SEXTO: De conformidad con el artículo 139 de la Ley Reguladora de la Jurisdicción Contencioso Administrativa , al resolver en primera o única instancia, el órgano jurisdiccional impondrá las costas a la parte que haya visto rechazadas todas sus pretensiones, salvo que aprecie y así lo razone, que el caso presentaba serias dudas de hecho o de derecho.
Fallo
Que debemos estimar el recurso contencioso-administrativo promovido por la Procuradora Sra. Doña Doña Estela Ruiz Oceja en nombre y representación de Don Gerardo ,contra el silencio administrativo negativo recaído frente a la solicitud de retirada de instalación de alumbrado formulada frente a la Consejería de Obras Públicas del Gobierno de Cantabria en octubre de 2013, declarando su nulidad radical y accediendo a la retirada de dicho alumbrado. Todo ello imponiendo las costas a la parte que ha visto desestimadas todas sus pretensiones.

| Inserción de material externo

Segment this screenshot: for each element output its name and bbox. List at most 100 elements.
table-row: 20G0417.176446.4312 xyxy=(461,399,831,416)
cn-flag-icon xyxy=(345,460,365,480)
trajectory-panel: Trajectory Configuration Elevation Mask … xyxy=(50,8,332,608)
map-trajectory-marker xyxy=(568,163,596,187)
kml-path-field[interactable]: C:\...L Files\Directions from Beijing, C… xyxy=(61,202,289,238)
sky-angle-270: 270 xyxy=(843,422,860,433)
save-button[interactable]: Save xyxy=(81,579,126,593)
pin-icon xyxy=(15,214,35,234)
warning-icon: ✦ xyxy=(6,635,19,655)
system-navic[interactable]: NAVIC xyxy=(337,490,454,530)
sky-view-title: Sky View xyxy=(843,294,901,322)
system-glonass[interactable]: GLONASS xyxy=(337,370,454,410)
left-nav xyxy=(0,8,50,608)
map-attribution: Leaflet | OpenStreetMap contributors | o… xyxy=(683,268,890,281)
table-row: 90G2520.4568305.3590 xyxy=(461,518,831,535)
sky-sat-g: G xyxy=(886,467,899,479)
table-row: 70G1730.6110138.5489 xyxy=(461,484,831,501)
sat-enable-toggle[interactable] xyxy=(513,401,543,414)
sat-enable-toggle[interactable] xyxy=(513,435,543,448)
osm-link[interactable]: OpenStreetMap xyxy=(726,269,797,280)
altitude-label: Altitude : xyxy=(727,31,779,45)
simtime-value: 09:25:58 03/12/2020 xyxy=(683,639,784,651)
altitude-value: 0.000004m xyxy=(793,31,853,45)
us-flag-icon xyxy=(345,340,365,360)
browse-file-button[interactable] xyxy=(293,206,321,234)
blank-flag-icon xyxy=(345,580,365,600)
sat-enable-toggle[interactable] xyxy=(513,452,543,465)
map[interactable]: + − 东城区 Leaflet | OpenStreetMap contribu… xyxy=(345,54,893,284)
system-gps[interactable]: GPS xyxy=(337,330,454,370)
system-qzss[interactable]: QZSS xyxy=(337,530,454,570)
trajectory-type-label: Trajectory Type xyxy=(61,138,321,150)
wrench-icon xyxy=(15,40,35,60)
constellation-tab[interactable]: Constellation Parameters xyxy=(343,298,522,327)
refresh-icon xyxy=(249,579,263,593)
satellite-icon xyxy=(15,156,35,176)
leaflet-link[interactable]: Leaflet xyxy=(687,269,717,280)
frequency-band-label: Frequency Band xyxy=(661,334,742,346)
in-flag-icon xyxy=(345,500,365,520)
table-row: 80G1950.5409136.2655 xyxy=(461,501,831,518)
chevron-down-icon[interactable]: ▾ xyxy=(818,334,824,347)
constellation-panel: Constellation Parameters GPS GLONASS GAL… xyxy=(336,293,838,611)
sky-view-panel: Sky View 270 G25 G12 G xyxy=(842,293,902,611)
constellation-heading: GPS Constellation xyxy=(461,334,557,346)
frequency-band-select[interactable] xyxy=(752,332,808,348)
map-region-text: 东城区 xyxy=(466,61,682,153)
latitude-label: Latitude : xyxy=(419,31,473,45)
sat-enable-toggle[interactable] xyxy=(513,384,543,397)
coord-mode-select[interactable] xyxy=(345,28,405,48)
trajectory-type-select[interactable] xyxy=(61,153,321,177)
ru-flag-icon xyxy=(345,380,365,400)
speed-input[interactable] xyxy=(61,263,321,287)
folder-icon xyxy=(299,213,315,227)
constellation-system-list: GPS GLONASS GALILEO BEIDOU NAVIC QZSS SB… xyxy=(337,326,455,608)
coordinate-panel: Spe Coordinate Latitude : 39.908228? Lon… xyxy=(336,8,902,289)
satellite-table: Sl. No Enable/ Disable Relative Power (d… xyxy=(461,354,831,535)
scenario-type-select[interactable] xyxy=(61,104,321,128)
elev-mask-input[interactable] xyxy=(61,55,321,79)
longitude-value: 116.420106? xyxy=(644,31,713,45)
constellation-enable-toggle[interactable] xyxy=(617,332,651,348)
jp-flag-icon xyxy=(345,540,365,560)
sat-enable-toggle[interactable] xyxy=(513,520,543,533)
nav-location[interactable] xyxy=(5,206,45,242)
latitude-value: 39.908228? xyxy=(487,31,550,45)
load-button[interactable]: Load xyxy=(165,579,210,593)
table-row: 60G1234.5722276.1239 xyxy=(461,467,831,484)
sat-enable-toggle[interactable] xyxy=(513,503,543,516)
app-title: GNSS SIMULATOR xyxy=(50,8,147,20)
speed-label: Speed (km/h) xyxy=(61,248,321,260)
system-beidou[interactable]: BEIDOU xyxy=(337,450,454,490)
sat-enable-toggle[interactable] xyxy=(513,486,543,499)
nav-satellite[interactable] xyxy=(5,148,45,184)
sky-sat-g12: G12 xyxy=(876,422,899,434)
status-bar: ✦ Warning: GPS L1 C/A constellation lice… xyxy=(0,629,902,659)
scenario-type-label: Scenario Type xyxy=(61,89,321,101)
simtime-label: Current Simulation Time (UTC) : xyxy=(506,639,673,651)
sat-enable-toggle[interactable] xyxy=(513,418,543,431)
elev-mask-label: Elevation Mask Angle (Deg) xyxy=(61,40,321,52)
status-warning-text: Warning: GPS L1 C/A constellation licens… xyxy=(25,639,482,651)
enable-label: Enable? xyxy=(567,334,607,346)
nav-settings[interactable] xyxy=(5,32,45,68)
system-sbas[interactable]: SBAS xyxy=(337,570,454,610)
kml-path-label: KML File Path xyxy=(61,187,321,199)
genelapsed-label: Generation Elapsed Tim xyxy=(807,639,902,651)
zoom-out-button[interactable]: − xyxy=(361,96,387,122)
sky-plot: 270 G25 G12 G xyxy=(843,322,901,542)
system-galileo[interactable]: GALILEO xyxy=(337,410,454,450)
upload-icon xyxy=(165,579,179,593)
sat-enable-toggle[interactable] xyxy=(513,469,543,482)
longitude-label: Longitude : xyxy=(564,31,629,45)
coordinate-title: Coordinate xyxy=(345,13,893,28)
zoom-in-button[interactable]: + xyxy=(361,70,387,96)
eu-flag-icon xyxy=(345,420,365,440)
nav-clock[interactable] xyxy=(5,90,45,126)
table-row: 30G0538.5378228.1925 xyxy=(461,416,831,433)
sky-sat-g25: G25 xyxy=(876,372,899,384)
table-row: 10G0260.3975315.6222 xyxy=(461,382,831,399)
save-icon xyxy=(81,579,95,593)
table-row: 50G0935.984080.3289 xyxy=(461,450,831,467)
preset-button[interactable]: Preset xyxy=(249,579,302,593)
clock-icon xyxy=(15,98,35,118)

Así, por esta nuestra sentencia, que se notificará a las partes con expresión de los recursos que en su caso procedan frente a ella, lo pronunciamos, mandamos y firmamos.
Intégrese esta Resolución en el Libro correspondiente. Una vez firme la sentencia, remítase testimonio de la misma, junto con el expediente administrativo, al lugar de origen de éste.